Artificial sweeteners are chemicals, not food! They have no calories because they don’t nourish your body in anyway — they’re toxins your body has to clear, or, depending on how well you detoxify, store. But if you can’t live without your diet drink, don’t beat yourself up about it. Accept it and give your body extra support elsewhere.
Living the sweet life with better nutrition
At our practice, we encourage our patients to build their snacks and meals from whole food, which means food that has not been processed and manipulated. Your food should resemble its source as closely as possible (e.g., fresh fish, not fish sticks). And this includes sugar. Even if you don’t have a reaction or sensitivity to sugar, continue to use refined sugar rarely, if ever. Instead, sweeten sparingly with the more nutritionally complex natural sugars such as honey, rice syrup, molasses, and maple syrup.
If you already suffer from weight gain, diabetes, inflammation, chronic pain, migraines, headaches, or depression, you may have sugar intolerance. Check with your healthcare practitioner and try the elimination diet, eliminating sugar entirely from your diet for a couple of weeks, then reintroducing it for a day to see how you feel. Many of our patients are amazed at how much better they feel after breaking the sugar habit.
Remember these healthy habits:
- Take a daily multivitamin to support your body’s nutritional needs. Women to Women offers our high-quality Multi Essentials.
- Eat protein, healthy fats and complex carbohydrates for breakfast. Simple carbs and sugar fire up your insulin receptors and spark those sugar cravings. Starting your day with a sugary or high-carb breakfast dooms you to a day of up-and-down blood sugar levels — which will drive you to eat too much of the wrong things all day long.
- Shop the perimeter of your grocery store — avoid the processed foods in the center aisles.
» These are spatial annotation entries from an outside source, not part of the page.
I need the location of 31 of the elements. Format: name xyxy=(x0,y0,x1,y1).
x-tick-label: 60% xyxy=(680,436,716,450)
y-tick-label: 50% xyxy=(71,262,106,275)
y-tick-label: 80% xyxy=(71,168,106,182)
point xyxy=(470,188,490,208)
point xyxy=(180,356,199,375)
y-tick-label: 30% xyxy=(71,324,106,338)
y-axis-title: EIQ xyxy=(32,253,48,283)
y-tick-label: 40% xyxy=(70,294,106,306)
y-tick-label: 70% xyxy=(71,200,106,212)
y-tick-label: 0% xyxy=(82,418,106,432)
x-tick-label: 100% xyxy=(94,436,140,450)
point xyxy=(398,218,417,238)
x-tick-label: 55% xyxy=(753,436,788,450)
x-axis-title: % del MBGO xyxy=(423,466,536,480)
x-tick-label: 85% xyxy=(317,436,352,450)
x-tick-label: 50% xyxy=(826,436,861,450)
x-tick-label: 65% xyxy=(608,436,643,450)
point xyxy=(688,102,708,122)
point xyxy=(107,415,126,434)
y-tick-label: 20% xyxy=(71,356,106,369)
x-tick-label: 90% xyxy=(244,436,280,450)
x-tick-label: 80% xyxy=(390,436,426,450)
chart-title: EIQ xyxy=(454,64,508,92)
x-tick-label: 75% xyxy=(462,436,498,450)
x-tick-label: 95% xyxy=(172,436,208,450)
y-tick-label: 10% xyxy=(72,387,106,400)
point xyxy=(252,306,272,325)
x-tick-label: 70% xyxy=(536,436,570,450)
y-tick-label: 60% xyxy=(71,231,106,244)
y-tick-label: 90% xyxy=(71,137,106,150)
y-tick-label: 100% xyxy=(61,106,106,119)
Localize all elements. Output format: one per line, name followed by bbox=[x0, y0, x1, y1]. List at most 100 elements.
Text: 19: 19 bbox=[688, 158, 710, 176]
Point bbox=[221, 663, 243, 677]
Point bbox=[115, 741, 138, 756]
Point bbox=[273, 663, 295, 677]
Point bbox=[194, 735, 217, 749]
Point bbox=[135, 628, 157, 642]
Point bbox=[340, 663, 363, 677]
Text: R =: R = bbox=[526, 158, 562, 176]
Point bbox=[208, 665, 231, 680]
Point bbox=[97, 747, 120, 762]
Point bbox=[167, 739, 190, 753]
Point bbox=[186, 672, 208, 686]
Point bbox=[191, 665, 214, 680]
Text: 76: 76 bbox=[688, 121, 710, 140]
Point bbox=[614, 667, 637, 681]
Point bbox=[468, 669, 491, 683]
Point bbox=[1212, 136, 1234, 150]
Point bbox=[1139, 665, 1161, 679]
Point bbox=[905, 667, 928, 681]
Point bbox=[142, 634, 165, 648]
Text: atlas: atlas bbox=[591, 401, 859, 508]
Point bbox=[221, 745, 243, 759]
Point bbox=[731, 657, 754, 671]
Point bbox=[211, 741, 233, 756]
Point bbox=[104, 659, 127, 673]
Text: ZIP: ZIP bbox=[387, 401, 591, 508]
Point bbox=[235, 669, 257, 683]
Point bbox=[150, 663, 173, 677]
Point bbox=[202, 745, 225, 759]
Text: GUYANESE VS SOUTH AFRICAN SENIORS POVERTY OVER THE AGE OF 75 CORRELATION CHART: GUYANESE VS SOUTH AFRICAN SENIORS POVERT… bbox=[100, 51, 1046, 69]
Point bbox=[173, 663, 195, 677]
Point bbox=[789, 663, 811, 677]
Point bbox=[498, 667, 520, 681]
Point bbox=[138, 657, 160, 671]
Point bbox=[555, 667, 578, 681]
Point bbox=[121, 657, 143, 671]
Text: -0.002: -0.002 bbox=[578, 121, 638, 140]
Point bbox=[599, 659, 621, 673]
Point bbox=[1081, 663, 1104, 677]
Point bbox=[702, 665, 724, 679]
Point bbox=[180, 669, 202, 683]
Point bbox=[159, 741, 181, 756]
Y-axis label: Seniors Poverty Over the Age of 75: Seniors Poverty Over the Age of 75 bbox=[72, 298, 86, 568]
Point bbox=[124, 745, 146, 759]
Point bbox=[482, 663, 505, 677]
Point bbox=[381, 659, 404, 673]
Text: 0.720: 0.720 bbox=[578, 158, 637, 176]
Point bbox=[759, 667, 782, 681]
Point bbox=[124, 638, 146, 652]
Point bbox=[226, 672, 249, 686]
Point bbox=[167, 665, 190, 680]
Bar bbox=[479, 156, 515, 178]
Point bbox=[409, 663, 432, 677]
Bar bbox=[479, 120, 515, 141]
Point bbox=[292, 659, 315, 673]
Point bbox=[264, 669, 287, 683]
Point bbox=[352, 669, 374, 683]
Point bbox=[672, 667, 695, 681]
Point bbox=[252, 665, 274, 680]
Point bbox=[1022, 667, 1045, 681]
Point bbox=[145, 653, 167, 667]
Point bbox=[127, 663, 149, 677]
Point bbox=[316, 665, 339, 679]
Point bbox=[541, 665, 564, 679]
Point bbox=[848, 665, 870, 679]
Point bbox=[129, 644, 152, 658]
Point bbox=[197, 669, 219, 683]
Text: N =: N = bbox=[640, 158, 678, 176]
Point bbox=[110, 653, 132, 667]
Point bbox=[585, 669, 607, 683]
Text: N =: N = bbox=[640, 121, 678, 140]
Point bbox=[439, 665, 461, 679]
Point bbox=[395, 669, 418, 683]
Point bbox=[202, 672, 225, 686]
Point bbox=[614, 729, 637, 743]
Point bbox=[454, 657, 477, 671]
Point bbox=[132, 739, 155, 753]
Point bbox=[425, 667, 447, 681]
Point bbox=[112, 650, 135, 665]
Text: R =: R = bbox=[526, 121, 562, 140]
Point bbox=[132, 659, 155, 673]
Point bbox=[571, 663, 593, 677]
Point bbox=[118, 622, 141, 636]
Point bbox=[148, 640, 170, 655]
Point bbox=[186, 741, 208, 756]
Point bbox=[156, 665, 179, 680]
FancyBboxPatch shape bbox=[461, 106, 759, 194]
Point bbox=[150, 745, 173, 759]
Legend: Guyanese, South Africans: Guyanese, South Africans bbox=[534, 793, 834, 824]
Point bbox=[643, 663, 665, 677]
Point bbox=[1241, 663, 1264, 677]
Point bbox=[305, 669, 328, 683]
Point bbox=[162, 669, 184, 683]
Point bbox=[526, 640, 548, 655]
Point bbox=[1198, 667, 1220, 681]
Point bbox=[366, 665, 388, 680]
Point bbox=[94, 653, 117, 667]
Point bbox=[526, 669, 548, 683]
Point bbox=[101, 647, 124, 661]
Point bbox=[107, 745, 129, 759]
Read all labels and be wary of food that contains aspartame, neotame, saccharin, acesulfame K, or sucralose. No studies have been done on the safety of mixing artificial sweeteners, and who wants to become a living, breathing test subject. So if you consume them, do so prudently.
- Minimize or avoid products that have sugar, high-fructose corn syrup or corn syrup near the top of their ingredient list. Sugar can also be disguised as evaporated cane juice, cane sugar, beet sugar, glucose, sucrose, maltose, maltodextrin, dextrose, sorbitol, fructose, corn sugar, fruit juice concentrate, barley malt, caramel, and carob syrup.
- Keep a bowl of fresh ripe fruit nearby to snack on, to relieve your sugar cravings. Think primitive and eat fruit that is in season. The fresher the fruit, the more succulent and satisfying it will be. You may find you don’t need anything sweeter!
- If you are craving something sweet, don’t feel guilty. We’re often made to feel that avoiding sugar is only matter of willpower, but it’s more complicated than that. Most of the time, uncontrollable or patterned cravings stem from a malfunctioning metabolism or low serotonin. Work on healthy nutrition and you’ll find your cravings will disappear.
- Indulge yourself sometimes. Remember, we have sweet taste buds for a reason. Try a piece of fruit first — you may find your craving diminishes. If you still want a piece of chocolate or pie, go ahead! But savor it slowly like a rare treat you may not have again for a while. Once your brain is allowed to fully register the experience, you may find you’re sated after a few bites. And, to help balance out the accompanying insulin surge, eat a piece of protein with it. Just make it a treat, not a habit.